FAUCHARD, Pierre.
Le chirurgien dentiste, ou traité des dents, où l'on enseigne les moyens de les entretenir propres & saines, de les embellir, d'en réparer la perte & de remédier à leur maladies, à celles des gencives, & aux accidens qui peuvent survenir aux autres parties voisines des dents. Avec des observations & des réflexions sur plusieurs cas singuliers.
Paris, chez Servieres, 1786. 2 volumes. 12mo. With an engraved frontispiece-portrait of the author by J.B. Scotin after a painting by J. le Bel, and 42 full-page engraved plates with illustrations of teeth, dentures, artificial teeth, protheses, and a large variety of dental instruments. Contemporary gold- and blind-tooled tree-marbled calf. XXIV, 494, [8], [2 blank]; [20], 424 pp.
€ 4,000
Revised and enlarged edition of the first complete scientific description of dentistry. It contains a systematic description of dental anatomy, pathology, and therapy, together with detailed accounts of restorative and surgical procedures, dental instruments, and prosthetics. Pierre Fauchard (1678-1761), generally acclaimed the "Father of Dentistry", was a pioneer of dental surgery. His innovations, which include dental fillings, instruments, and prosthetics, laid the foundation for all subsequent dental practice. His encyclopaedic and scientific account of all that concerned dentistry in the 18th century is one of the most important works in the history of the field.
Le chirurgien dentiste was first published in 1728, with a second revised edition following in 1746. The present edition is the third. Much of the information in it was first published here because most dentists and dental surgeons at the time treated their knowledge and skills as secrets of trade, and had been very careful to guard them from publication.
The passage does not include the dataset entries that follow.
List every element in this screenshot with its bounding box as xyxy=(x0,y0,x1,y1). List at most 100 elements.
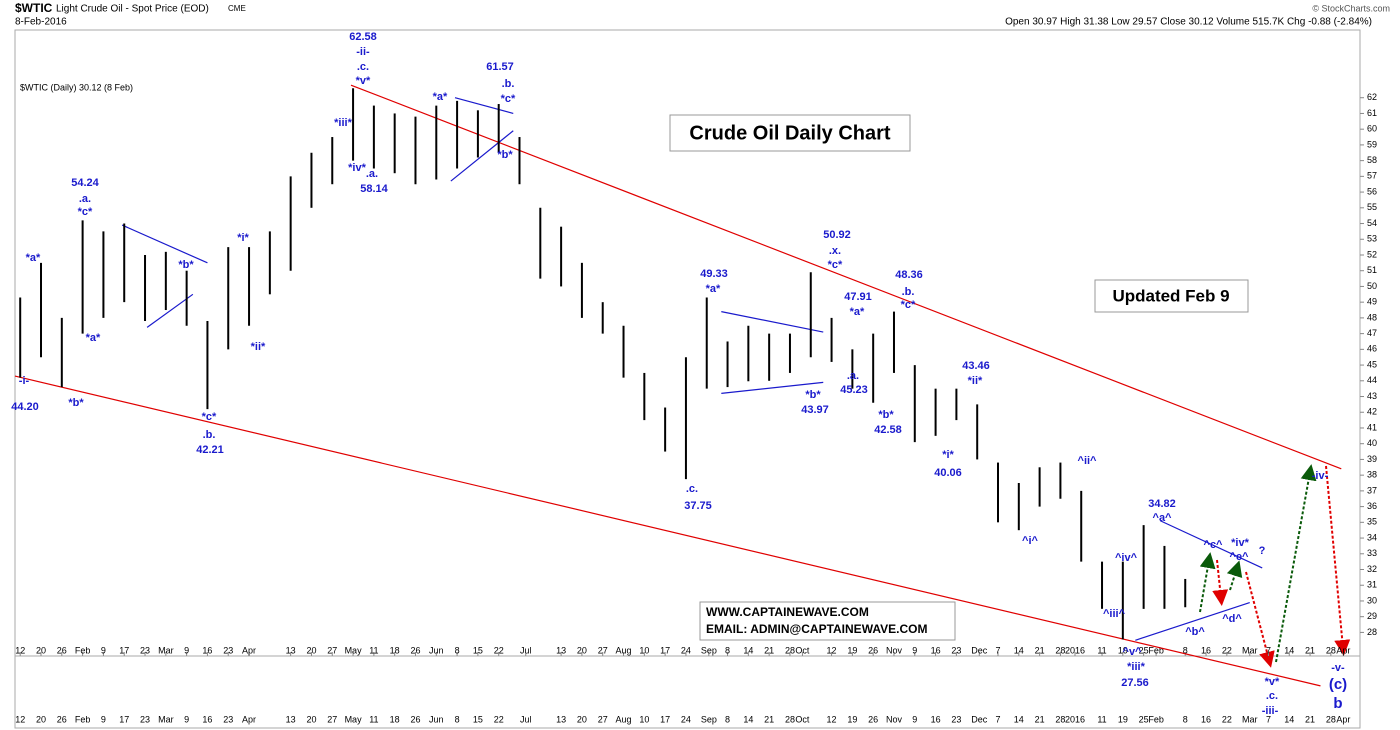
wave-label: *a* xyxy=(433,91,448,103)
x-tick-label: 20 xyxy=(577,645,587,655)
projection-arrow xyxy=(1275,464,1317,663)
y-tick-label: 58 xyxy=(1367,155,1377,165)
x-tick-label: Nov xyxy=(886,714,903,724)
wave-label: 27.56 xyxy=(1121,677,1149,689)
x-tick-label: 9 xyxy=(912,645,917,655)
x-tick-label: 28 xyxy=(785,714,795,724)
x-tick-label: Dec xyxy=(971,714,988,724)
x-tick-label: 22 xyxy=(494,714,504,724)
x-tick-label: Jul xyxy=(520,645,532,655)
x-tick-label: 28 xyxy=(785,645,795,655)
x-tick-label: Feb xyxy=(75,714,91,724)
x-tick-label: Apr xyxy=(242,714,256,724)
x-tick-label: Mar xyxy=(158,645,174,655)
x-tick-label: 24 xyxy=(681,714,691,724)
trendline xyxy=(1135,601,1250,641)
trendline xyxy=(721,311,824,333)
x-tick-label: 21 xyxy=(764,714,774,724)
y-tick-label: 40 xyxy=(1367,438,1377,448)
wave-label: *i* xyxy=(237,232,249,244)
x-tick-label: Dec xyxy=(971,645,988,655)
y-tick-label: 59 xyxy=(1367,139,1377,149)
x-tick-label: 16 xyxy=(931,714,941,724)
wave-label: .b. xyxy=(502,78,515,90)
x-tick-label: 11 xyxy=(369,645,378,655)
y-tick-label: 28 xyxy=(1367,627,1377,637)
wave-label: (c) xyxy=(1329,676,1347,693)
wave-label: 43.97 xyxy=(801,404,829,416)
x-tick-label: 7 xyxy=(1266,714,1271,724)
y-tick-label: 57 xyxy=(1367,171,1377,181)
y-tick-label: 37 xyxy=(1367,485,1377,495)
wave-label: 44.20 xyxy=(11,401,39,413)
x-tick-label: 14 xyxy=(1284,645,1294,655)
y-tick-label: 41 xyxy=(1367,422,1377,432)
x-tick-label: May xyxy=(345,645,363,655)
y-tick-label: 38 xyxy=(1367,470,1377,480)
quote: Open 30.97 High 31.38 Low 29.57 Close 30… xyxy=(1005,17,1372,28)
wave-label: 34.82 xyxy=(1148,498,1176,510)
x-tick-label: Mar xyxy=(1242,714,1258,724)
x-tick-label: 2016 xyxy=(1065,714,1085,724)
x-tick-label: Mar xyxy=(158,714,174,724)
wave-label: *b* xyxy=(68,397,84,409)
x-tick-label: Feb xyxy=(75,645,91,655)
x-tick-label: Aug xyxy=(616,645,632,655)
note-box xyxy=(1094,279,1249,313)
x-tick-label: 26 xyxy=(868,714,878,724)
x-tick-label: 9 xyxy=(101,645,106,655)
x-tick-label: 7 xyxy=(995,645,1000,655)
x-tick-label: 10 xyxy=(639,645,649,655)
wave-label: ^v^ xyxy=(1123,646,1143,658)
wave-label: *a* xyxy=(26,252,41,264)
wave-label: *c* xyxy=(828,259,843,271)
wave-label: *ii* xyxy=(968,375,983,387)
x-tick-label: 13 xyxy=(556,714,566,724)
wave-label: ^ii^ xyxy=(1078,455,1098,467)
wave-label: ^d^ xyxy=(1222,613,1242,625)
x-tick-label: 24 xyxy=(681,645,691,655)
wave-label: 47.91 xyxy=(844,291,872,303)
trendline xyxy=(121,224,208,264)
x-tick-label: 23 xyxy=(140,645,150,655)
email: EMAIL: ADMIN@CAPTAINEWAVE.COM xyxy=(706,622,927,636)
x-tick-label: Feb xyxy=(1148,645,1164,655)
x-tick-label: 9 xyxy=(184,645,189,655)
x-tick-label: 9 xyxy=(101,714,106,724)
x-tick-label: 19 xyxy=(847,714,857,724)
x-tick-label: 20 xyxy=(577,714,587,724)
wave-label: *v* xyxy=(356,75,371,87)
wave-label: -iii- xyxy=(1262,705,1279,717)
x-tick-label: 2016 xyxy=(1065,645,1085,655)
x-tick-label: Mar xyxy=(1242,645,1258,655)
x-tick-label: 19 xyxy=(1118,714,1128,724)
wave-label: 40.06 xyxy=(934,467,962,479)
trendline xyxy=(350,84,1342,470)
wave-label: *a* xyxy=(86,332,101,344)
wave-label: 48.36 xyxy=(895,269,923,281)
x-tick-label: Apr xyxy=(1336,645,1350,655)
x-tick-label: 13 xyxy=(286,645,296,655)
wave-label: *i* xyxy=(942,449,954,461)
y-tick-label: 55 xyxy=(1367,202,1377,212)
x-tick-label: 28 xyxy=(1326,714,1336,724)
x-tick-label: 12 xyxy=(15,714,25,724)
x-tick-label: 17 xyxy=(660,714,670,724)
x-tick-label: 23 xyxy=(140,714,150,724)
x-tick-label: 18 xyxy=(390,714,400,724)
x-tick-label: 21 xyxy=(764,645,774,655)
x-tick-label: 16 xyxy=(202,714,212,724)
x-tick-label: 8 xyxy=(1183,714,1188,724)
x-tick-label: 15 xyxy=(473,645,483,655)
x-tick-label: 8 xyxy=(725,714,730,724)
wave-label: 58.14 xyxy=(360,183,388,195)
y-tick-label: 61 xyxy=(1367,108,1377,118)
wave-label: .a. xyxy=(79,193,91,205)
x-tick-label: 13 xyxy=(286,714,296,724)
x-tick-label: 20 xyxy=(36,645,46,655)
x-tick-label: 22 xyxy=(1222,714,1232,724)
y-tick-label: 29 xyxy=(1367,611,1377,621)
projections xyxy=(1199,464,1351,668)
x-tick-label: 8 xyxy=(455,645,460,655)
Fauchard, however, realised that this resulted in a lack of good textbooks on dentistry, and set out to write one, becoming the first to bring together all the theoretical and practical knowledge of dentistry available at the time. "The highest merit of Fauchard consists, still more than in his inventions and improvements, in his having most ably collected in a single work the whole doctrine of dental art, theoretical as well as practical, thus setting in full light the importance of the specialty, and giving it a solid scientific basis" (Guerini).
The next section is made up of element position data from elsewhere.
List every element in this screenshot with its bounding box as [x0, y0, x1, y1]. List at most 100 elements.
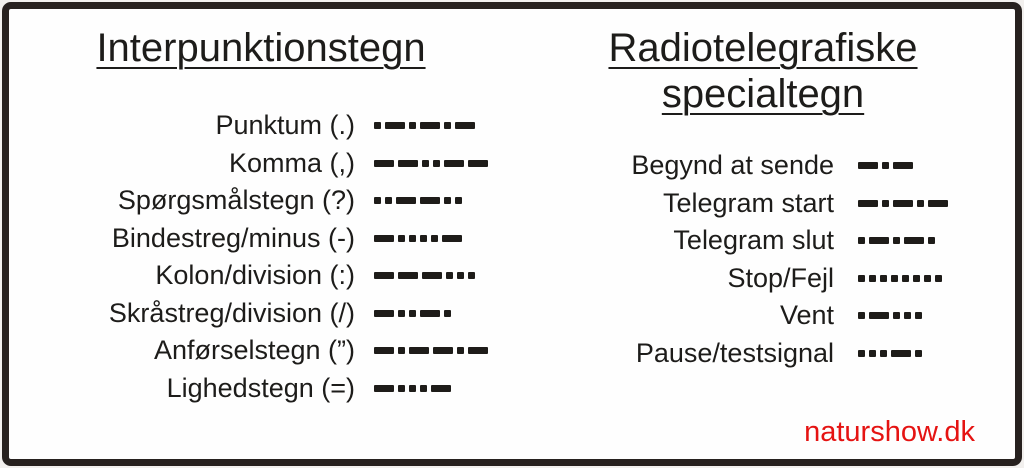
morse-code — [355, 234, 507, 242]
morse-dash-icon — [396, 197, 416, 205]
morse-dash-icon — [891, 349, 911, 357]
sign-label: Stop/Fejl — [727, 262, 834, 293]
morse-code — [834, 162, 1012, 170]
morse-row: Begynd at sende — [514, 147, 1012, 185]
sign-label: Spørgsmålstegn (?) — [117, 185, 355, 216]
morse-dot-icon — [444, 197, 451, 205]
morse-row: Lighedstegn (=) — [15, 370, 507, 408]
morse-dot-icon — [455, 197, 462, 205]
morse-row: Telegram start — [514, 185, 1012, 223]
morse-dash-icon — [420, 122, 440, 130]
special-signs-title-line2: specialtegn — [661, 72, 865, 116]
morse-dot-icon — [902, 274, 909, 282]
punctuation-rows: Punktum (.) Komma (,) Spørgsmålstegn (?) Bi… — [15, 107, 507, 407]
morse-dash-icon — [374, 159, 394, 167]
morse-code — [834, 312, 1012, 320]
sign-label: Begynd at sende — [631, 150, 834, 181]
morse-dot-icon — [917, 199, 924, 207]
morse-dash-icon — [374, 384, 394, 392]
morse-dot-icon — [904, 312, 911, 320]
sign-label: Vent — [779, 300, 834, 331]
morse-dot-icon — [893, 312, 900, 320]
morse-dash-icon — [893, 199, 913, 207]
sign-label: Skråstreg/division (/) — [108, 297, 355, 328]
morse-row: Komma (,) — [15, 145, 507, 183]
morse-row: Punktum (.) — [15, 107, 507, 145]
morse-dash-icon — [455, 122, 475, 130]
morse-dash-icon — [433, 347, 453, 355]
morse-dot-icon — [880, 274, 887, 282]
morse-row: Spørgsmålstegn (?) — [15, 182, 507, 220]
special-signs-panel-title: Radiotelegrafiske specialtegn — [514, 25, 1012, 117]
morse-dot-icon — [420, 384, 427, 392]
morse-dash-icon — [374, 347, 394, 355]
morse-dash-icon — [869, 312, 889, 320]
morse-dash-icon — [422, 272, 442, 280]
sign-label: Lighedstegn (=) — [166, 372, 355, 403]
morse-dot-icon — [915, 312, 922, 320]
morse-dot-icon — [924, 274, 931, 282]
morse-dash-icon — [904, 237, 924, 245]
morse-dot-icon — [398, 309, 405, 317]
special-signs-title-line1: Radiotelegrafiske — [608, 26, 918, 70]
morse-dot-icon — [409, 384, 416, 392]
morse-dot-icon — [858, 274, 865, 282]
morse-dash-icon — [442, 234, 462, 242]
morse-dot-icon — [882, 162, 889, 170]
morse-dash-icon — [420, 309, 440, 317]
sign-label: Punktum (.) — [215, 110, 355, 141]
morse-dash-icon — [374, 272, 394, 280]
morse-dash-icon — [385, 122, 405, 130]
morse-code — [355, 159, 507, 167]
morse-dot-icon — [457, 272, 464, 280]
morse-dot-icon — [409, 234, 416, 242]
morse-code — [355, 122, 507, 130]
morse-dash-icon — [398, 159, 418, 167]
sign-label: Komma (,) — [228, 147, 355, 178]
morse-dot-icon — [444, 122, 451, 130]
morse-dot-icon — [880, 349, 887, 357]
morse-row: Telegram slut — [514, 222, 1012, 260]
sign-label: Anførselstegn (”) — [153, 335, 355, 366]
morse-code — [355, 384, 507, 392]
morse-dot-icon — [409, 122, 416, 130]
morse-dash-icon — [374, 309, 394, 317]
morse-row: Pause/testsignal — [514, 335, 1012, 373]
morse-dot-icon — [882, 199, 889, 207]
sign-label: Bindestreg/minus (-) — [111, 222, 355, 253]
morse-dot-icon — [928, 237, 935, 245]
special-signs-rows: Begynd at sende Telegram start Telegram sl… — [514, 147, 1012, 372]
morse-dot-icon — [422, 159, 429, 167]
morse-dot-icon — [374, 197, 381, 205]
morse-row: Vent — [514, 297, 1012, 335]
morse-row: Bindestreg/minus (-) — [15, 220, 507, 258]
morse-dot-icon — [431, 234, 438, 242]
morse-dot-icon — [858, 349, 865, 357]
punctuation-panel-title: Interpunktionstegn — [96, 26, 426, 70]
morse-dash-icon — [869, 237, 889, 245]
sign-label: Kolon/division (:) — [155, 260, 355, 291]
morse-row: Stop/Fejl — [514, 260, 1012, 298]
morse-dot-icon — [891, 274, 898, 282]
punctuation-panel: Interpunktionstegn Punktum (.) Komma (,) S… — [15, 25, 507, 407]
morse-dash-icon — [409, 347, 429, 355]
morse-dot-icon — [457, 347, 464, 355]
morse-dash-icon — [858, 199, 878, 207]
morse-dash-icon — [420, 197, 440, 205]
morse-code — [355, 197, 507, 205]
morse-dot-icon — [869, 274, 876, 282]
sign-label: Telegram start — [662, 187, 834, 218]
morse-dot-icon — [385, 197, 392, 205]
morse-dash-icon — [468, 347, 488, 355]
morse-dot-icon — [446, 272, 453, 280]
special-signs-panel: Radiotelegrafiske specialtegn Begynd at s… — [514, 25, 1012, 372]
morse-dash-icon — [468, 159, 488, 167]
morse-code — [834, 199, 1012, 207]
morse-dash-icon — [431, 384, 451, 392]
morse-row: Kolon/division (:) — [15, 257, 507, 295]
morse-dot-icon — [893, 237, 900, 245]
watermark: naturshow.dk — [804, 416, 975, 448]
morse-dot-icon — [398, 384, 405, 392]
morse-dash-icon — [374, 234, 394, 242]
With a later ownership annotation in red ("Schuchardt") on the half-titles of both volumes. The edges and corners of the boards are scuffed, the spine ends are damaged. The front board of the first volume is detached from the book block, lacking the front free flyleaf, the leaves are somewhat foxed. Otherwise in good condition. Blake p. 144; Crowley 813; David 113; Garrison-Morton-Norman 3671 ("one of the greatest books in the history of the subject"); Hirsch/Hüb. II, 484; Poletti 72; Waller 10621; Weinberger 48; cf. En Français dans le Texte 142; Guerini, A history of dentistry, pp. 259-301; PMM 186.